Scalable electrophysiology in intact small animals with nanoscale suspended electrode arrays

Scalable electrophysiology in intact small animals with nanoscale suspended electrode arrays
Jacob T. Robinson, Zheng Liu, Benjamin W. Avants, Daniel G. Vercosa, Krishna N. Badhiwala, Daniel L. Gonzales, Weiwei Zhong
Electrical measurements from large populations of animals would help reveal fundamental properties of the nervous system and neurological diseases. Small invertebrates are ideal for these large-scale studies; however, patch-clamp electrophysiology in microscopic animals typically requires invasive dissections and is low-throughput.

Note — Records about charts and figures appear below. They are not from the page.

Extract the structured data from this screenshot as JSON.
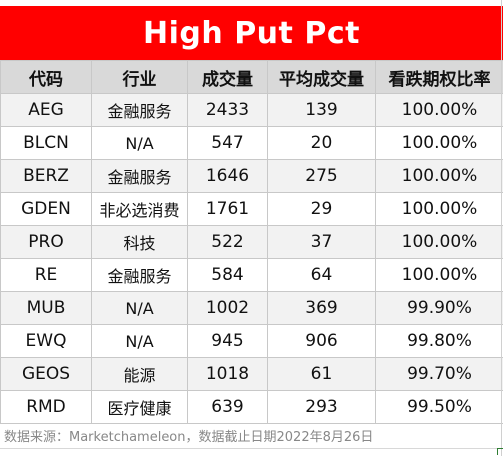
{
  "title": "High Put Pct",
  "headers": [
    "代码",
    "行业",
    "成交量",
    "平均成交量",
    "看跌期权比率"
  ],
  "rows": [
    [
      "AEG",
      "金融服务",
      "2433",
      "139",
      "100.00%"
    ],
    [
      "BLCN",
      "N/A",
      "547",
      "20",
      "100.00%"
    ],
    [
      "BERZ",
      "金融服务",
      "1646",
      "275",
      "100.00%"
    ],
    [
      "GDEN",
      "非必选消费",
      "1761",
      "29",
      "100.00%"
    ],
    [
      "PRO",
      "科技",
      "522",
      "37",
      "100.00%"
    ],
    [
      "RE",
      "金融服务",
      "584",
      "64",
      "100.00%"
    ],
    [
      "MUB",
      "N/A",
      "1002",
      "369",
      "99.90%"
    ],
    [
      "EWQ",
      "N/A",
      "945",
      "906",
      "99.80%"
    ],
    [
      "GEOS",
      "能源",
      "1018",
      "61",
      "99.70%"
    ],
    [
      "RMD",
      "医疗健康",
      "639",
      "293",
      "99.50%"
    ]
  ],
  "footnote": "数据来源：Marketchameleon，数据截止日期2022年8月26日",
  "colors": {
    "title_bg": "#ff0000",
    "header_bg": "#d9d9d9",
    "alt_row_bg": "#f2f2f2"
  }
}
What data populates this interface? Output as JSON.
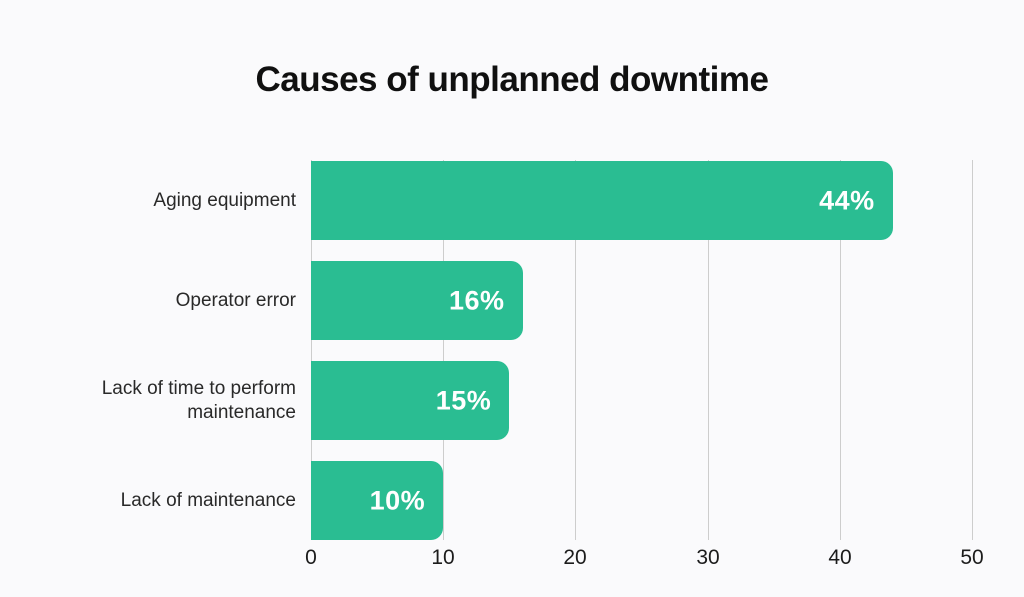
{
  "chart_data": {
    "type": "bar",
    "orientation": "horizontal",
    "title": "Causes of unplanned downtime",
    "categories": [
      "Aging equipment",
      "Operator error",
      "Lack of time to perform maintenance",
      "Lack of maintenance"
    ],
    "values": [
      44,
      16,
      15,
      10
    ],
    "value_labels": [
      "44%",
      "16%",
      "15%",
      "10%"
    ],
    "xlabel": "",
    "ylabel": "",
    "xlim": [
      0,
      50
    ],
    "x_ticks": [
      0,
      10,
      20,
      30,
      40,
      50
    ],
    "grid": "vertical-only",
    "legend": "none",
    "colors": {
      "bar": "#2ABD92",
      "background": "#FAFAFC",
      "gridline": "#CDCDCD",
      "title_text": "#101010",
      "category_text": "#292929",
      "tick_text": "#1C1C1C",
      "value_text": "#FFFFFF"
    }
  }
}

To overcome these limitations, we present nano-SPEARs: suspended electrodes integrated into a scalable microfluidic device. Using this technology, we have made the first extracellular recordings of body-wall muscle electrophysiology inside an intact roundworm, Caenorhabditis elegans. We can also use nano-SPEARs to record from multiple animals in parallel and even from other species, such as Hydra littoralis. Furthermore, we use nano-SPEARs to establish the first electrophysiological phenotypes for C. elegans models for amyotrophic lateral sclerosis and Parkinson's disease, and show a partial rescue of the Parkinson's phenotype through drug treatment. These results demonstrate that nano-SPEARs provide the core technology for microchips that enable scalable, in vivo studies of neurobiology and neurological diseases.